Running a close second on the list of enticements is, admittedly, the promise of cheese and good coffee, which we have been forced to suffer without in Ghana. The French, whatever their failings in music and haircuts, were kind enough to leave behind in their colonial wake a taste for some of the finer things.
The British, alas, can only be credited with bequeathing to Ghana a penchant for bureaucracy and the chip, which being the English name for the “French fry” may not be theirs to take credit for anyway.
It is a long way to go for cheese and coffee, it is true. But I ask those who would criticize us for it to deny themselves those vital, life-affirming resources for two months. I suspect they will feel different after having done so. Lactose-intolerant sufferers are simply too bereft to be considered here.
With regard to the SIAO, I should mention that I’d been unable to visualize what such an event could look like. While loving art, and hoping to pick up an item or two for our evolving mask collection, I was concerned that it would prove less a “festival” and more a glorified trade show. And I’ve been to trade shows, and even glorified they are usually to be avoided.

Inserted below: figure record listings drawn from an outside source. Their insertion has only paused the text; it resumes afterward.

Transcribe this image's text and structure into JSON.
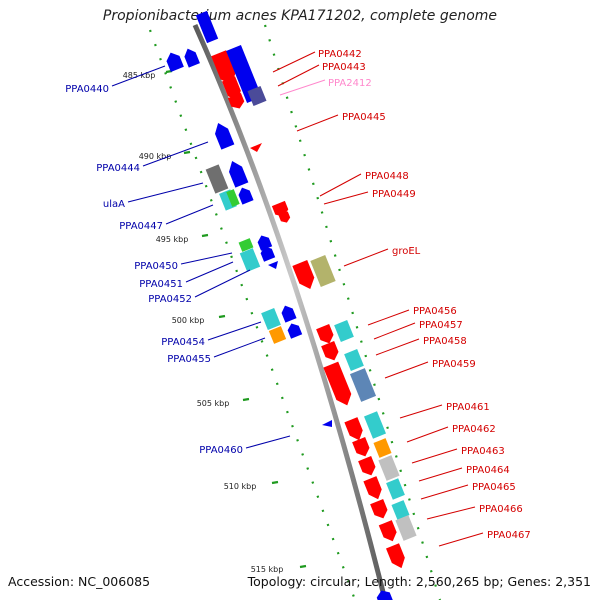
{
  "title": "Propionibacterium acnes KPA171202, complete genome",
  "footer": {
    "accession": "Accession: NC_006085",
    "topology": "Topology: circular; Length: 2,560,265 bp; Genes: 2,351"
  },
  "colors": {
    "backbone": "#8a8a8a",
    "forward_labels": "#d40000",
    "reverse_labels": "#0000aa",
    "faded_label": "#ff88cc",
    "dots": "#1f9a1f"
  },
  "kbp_ticks": [
    "485 kbp",
    "490 kbp",
    "495 kbp",
    "500 kbp",
    "505 kbp",
    "510 kbp",
    "515 kbp"
  ],
  "reverse_genes": [
    "PPA0440",
    "PPA0444",
    "ulaA",
    "PPA0447",
    "PPA0450",
    "PPA0451",
    "PPA0452",
    "PPA0454",
    "PPA0455",
    "PPA0460"
  ],
  "forward_genes": [
    "PPA0442",
    "PPA0443",
    "PPA2412",
    "PPA0445",
    "PPA0448",
    "PPA0449",
    "groEL",
    "PPA0456",
    "PPA0457",
    "PPA0458",
    "PPA0459",
    "PPA0461",
    "PPA0462",
    "PPA0463",
    "PPA0464",
    "PPA0465",
    "PPA0466",
    "PPA0467"
  ]
}
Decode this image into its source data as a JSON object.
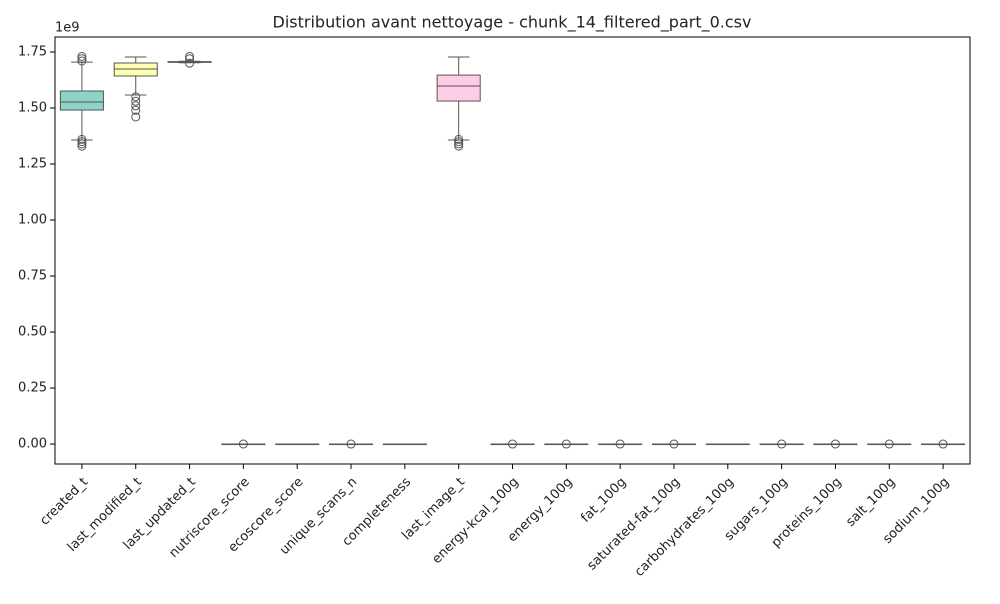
{
  "chart_data": {
    "type": "box",
    "title": "Distribution avant nettoyage - chunk_14_filtered_part_0.csv",
    "y_offset_label": "1e9",
    "categories": [
      "created_t",
      "last_modified_t",
      "last_updated_t",
      "nutriscore_score",
      "ecoscore_score",
      "unique_scans_n",
      "completeness",
      "last_image_t",
      "energy-kcal_100g",
      "energy_100g",
      "fat_100g",
      "saturated-fat_100g",
      "carbohydrates_100g",
      "sugars_100g",
      "proteins_100g",
      "salt_100g",
      "sodium_100g"
    ],
    "colors": [
      "#8dd3c7",
      "#ffffb3",
      "#bebada",
      "#fb8072",
      "#80b1d3",
      "#fdb462",
      "#b3de69",
      "#fccde5",
      "#d9d9d9",
      "#bc80bd",
      "#ccebc5",
      "#ffed6f",
      "#8dd3c7",
      "#ffffb3",
      "#bebada",
      "#fb8072",
      "#80b1d3"
    ],
    "boxes": [
      {
        "whislo": 1.357,
        "q1": 1.491,
        "med": 1.527,
        "q3": 1.576,
        "whishi": 1.705,
        "fliers": [
          1.71,
          1.72,
          1.73,
          1.36,
          1.35,
          1.34,
          1.33
        ]
      },
      {
        "whislo": 1.558,
        "q1": 1.643,
        "med": 1.674,
        "q3": 1.701,
        "whishi": 1.728,
        "fliers": [
          1.55,
          1.53,
          1.51,
          1.49,
          1.46
        ]
      },
      {
        "whislo": 1.702,
        "q1": 1.704,
        "med": 1.705,
        "q3": 1.707,
        "whishi": 1.709,
        "fliers": [
          1.72,
          1.73,
          1.7
        ]
      },
      {
        "whislo": 0,
        "q1": 0,
        "med": 0,
        "q3": 0,
        "whishi": 0,
        "fliers": [
          0
        ]
      },
      {
        "whislo": 0,
        "q1": 0,
        "med": 0,
        "q3": 0,
        "whishi": 0,
        "fliers": []
      },
      {
        "whislo": 0,
        "q1": 0,
        "med": 0,
        "q3": 0,
        "whishi": 0,
        "fliers": [
          0
        ]
      },
      {
        "whislo": 0,
        "q1": 0,
        "med": 0,
        "q3": 0,
        "whishi": 0,
        "fliers": []
      },
      {
        "whislo": 1.357,
        "q1": 1.531,
        "med": 1.598,
        "q3": 1.647,
        "whishi": 1.728,
        "fliers": [
          1.36,
          1.35,
          1.34,
          1.33
        ]
      },
      {
        "whislo": 0,
        "q1": 0,
        "med": 0,
        "q3": 0,
        "whishi": 0,
        "fliers": [
          0
        ]
      },
      {
        "whislo": 0,
        "q1": 0,
        "med": 0,
        "q3": 0,
        "whishi": 0,
        "fliers": [
          0
        ]
      },
      {
        "whislo": 0,
        "q1": 0,
        "med": 0,
        "q3": 0,
        "whishi": 0,
        "fliers": [
          0
        ]
      },
      {
        "whislo": 0,
        "q1": 0,
        "med": 0,
        "q3": 0,
        "whishi": 0,
        "fliers": [
          0
        ]
      },
      {
        "whislo": 0,
        "q1": 0,
        "med": 0,
        "q3": 0,
        "whishi": 0,
        "fliers": []
      },
      {
        "whislo": 0,
        "q1": 0,
        "med": 0,
        "q3": 0,
        "whishi": 0,
        "fliers": [
          0
        ]
      },
      {
        "whislo": 0,
        "q1": 0,
        "med": 0,
        "q3": 0,
        "whishi": 0,
        "fliers": [
          0
        ]
      },
      {
        "whislo": 0,
        "q1": 0,
        "med": 0,
        "q3": 0,
        "whishi": 0,
        "fliers": [
          0
        ]
      },
      {
        "whislo": 0,
        "q1": 0,
        "med": 0,
        "q3": 0,
        "whishi": 0,
        "fliers": [
          0
        ]
      }
    ],
    "ylim": [
      -0.089,
      1.817
    ],
    "yticks": [
      {
        "value": 0,
        "label": "0.00"
      },
      0.25,
      {
        "value": 0.5,
        "label": "0.50"
      },
      0.75,
      {
        "value": 1,
        "label": "1.00"
      },
      1.25,
      {
        "value": 1.5,
        "label": "1.50"
      },
      1.75
    ]
  }
}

On this our first night in the city, we left Alice to catch up with the bishop, and piled into Ghislain’s car for the short drive to his favorite watering hole to, as he so therapeutically put it, “take some beer.” After turning off the main paved road and onto a dark, dusty track, he pointed straight ahead to a constellation of lights in the near distance.
“There is the SIAO,” he says.
“Right there? Those lights?” we say.
He makes a distinctly French gesture that means “yes” but with more than a hint of “What other lights are there?”
The SIAO had started a week earlier and would run another two days. Looking at it now, the only lights in an otherwise pitch-black landscape, I conferred on it a kind of carnival atmosphere that fed my excitement. Whatever it turned out to be, I looked forward to our visit, which we’d planned for the following afternoon.
In the meantime, the culturally sensitive thing to do was to undertake a rigorous sampling of Burkinabé beers.